Social-Emotional Learning: The Foundation for All Other Learning
We must view social-emotional learning (SEL) through a relational lens. From birth, children learn about themselves, others, and emotions through their caregivers. A baby who is soothed when crying begins to form safety, trust, and emotional connection. These repeated experiences lay the foundation for regulating emotions and understanding others.
When we think about learning, we often picture reading, writing, and math. It is common to see it this way because success is usually measured by academics. But before a child can thrive in school, they need something deeper: the ability to understand their own feelings, connect with others, and manage emotions. This is the heart of SEL.

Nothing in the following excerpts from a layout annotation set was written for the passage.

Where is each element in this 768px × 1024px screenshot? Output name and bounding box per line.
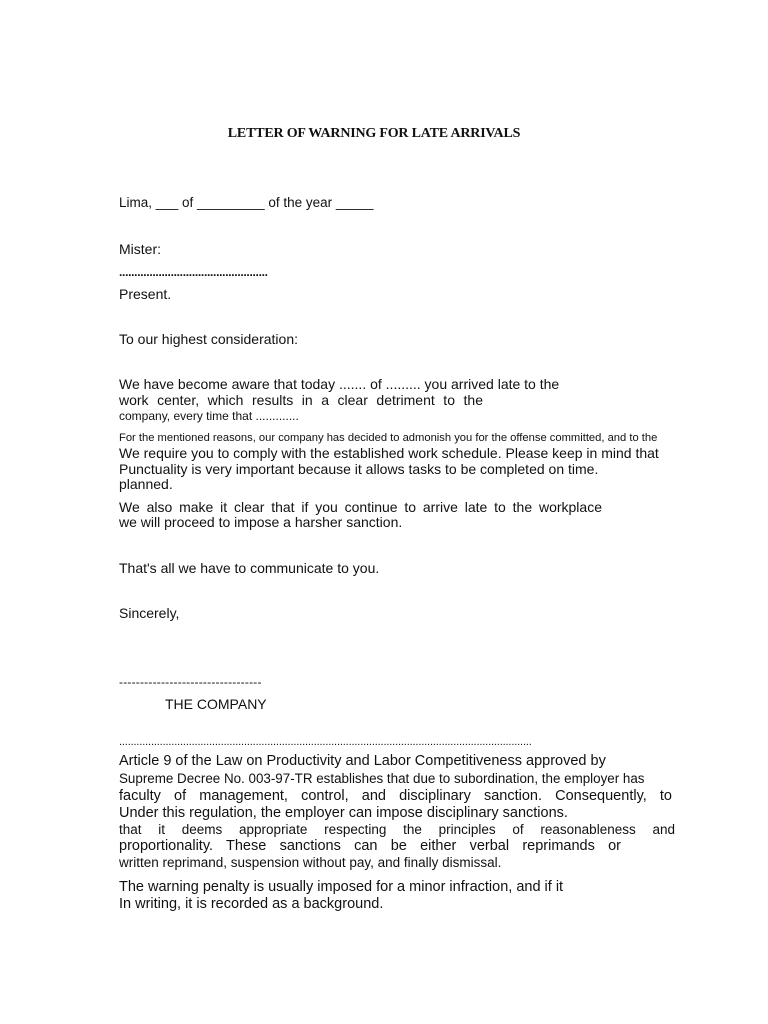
para1-line2: work center, which results in a clear detriment to the	[119, 392, 483, 408]
note1-line4: Under this regulation, the employer can impose disciplinary sanctions.	[119, 805, 568, 821]
para3-line1: We also make it clear that if you continue to arrive late to the workplace	[119, 499, 602, 515]
recipient-name-placeholder: .................................................	[119, 265, 268, 279]
note2-line2: In writing, it is recorded as a background.	[119, 896, 384, 912]
para2-line4: planned.	[119, 476, 173, 492]
greeting: To our highest consideration:	[119, 331, 298, 347]
para3-line2: we will proceed to impose a harsher sanction.	[119, 514, 403, 530]
note1-line2: Supreme Decree No. 003-97-TR establishes that due to subordination, the employer has	[119, 771, 645, 786]
note1-line6: proportionality. These sanctions can be either verbal reprimands or	[119, 838, 621, 854]
note2-line1: The warning penalty is usually imposed for a minor infraction, and if it	[119, 879, 564, 895]
note1-line1: Article 9 of the Law on Productivity and Labor Competitiveness approved by	[119, 753, 606, 769]
signatory: THE COMPANY	[165, 696, 267, 712]
para2-line2: We require you to comply with the established work schedule. Please keep in mind that	[119, 445, 659, 461]
note1-line5: that it deems appropriate respecting the principles of reasonableness and	[119, 822, 675, 837]
note1-line3: faculty of management, control, and disciplinary sanction. Consequently, to	[119, 788, 672, 804]
para2-line3: Punctuality is very important because it allows tasks to be completed on time.	[119, 461, 599, 477]
note1-line7: written reprimand, suspension without pay, and finally dismissal.	[119, 855, 502, 870]
present-line: Present.	[119, 286, 172, 302]
separator-dots: ..............................................................................................................................................	[119, 736, 532, 748]
para1-line1: We have become aware that today ....... of ......... you arrived late to the	[119, 376, 560, 392]
signature-line: ----------------------------------	[119, 675, 262, 689]
closing-statement: That's all we have to communicate to you.	[119, 560, 380, 576]
para2-line1: For the mentioned reasons, our company has decided to admonish you for the offense committed, and to the	[119, 432, 658, 444]
sign-off: Sincerely,	[119, 605, 180, 621]
date-line: Lima, ___ of _________ of the year _____	[119, 195, 374, 210]
salutation: Mister:	[119, 241, 161, 257]
document-title: LETTER OF WARNING FOR LATE ARRIVALS	[227, 126, 521, 141]
para1-line3: company, every time that .............	[119, 409, 299, 423]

In simple terms, SEL is how children learn to notice and understand their own feelings, recognize the feelings of others, build healthy relationships, and handle big emotions safely. With today’s growing mental health crisis, it is clear that many people never had the chance to fully develop these skills. SEL equips children with the tools many adults wish they had learned earlier in life. These are not extra skills, they are the core building blocks of growth and learning.
Neuroscience confirms this. Learning is emotional first and intellectual second. If a child does not feel safe, understood, or emotionally connected, the thinking brain cannot do its best work. SEL nurtures emotional regulation, strong relationships, and executive functions like focus and self control, creating the brain environment where reading, writing, and math can take root.
So how do we support SEL in autistic children, especially in academic settings? The answer is not emotion cards or cue cards, which still “teach” emotions in a structured way. Instead, children need authentic connection and emotional empathy in the moment. When challenges arise, adults should be present and supportive without solving problems for them or demanding compliance. Children, especially autistic children, learn best through natural interactions where they feel safe, understood, and supported.
A child’s ability to read or count matters, but so does their ability to calm after disappointment, notice when a friend is sad, and practice flexibility. By nurturing SEL, we give children the foundation for lifelong learning and well-being.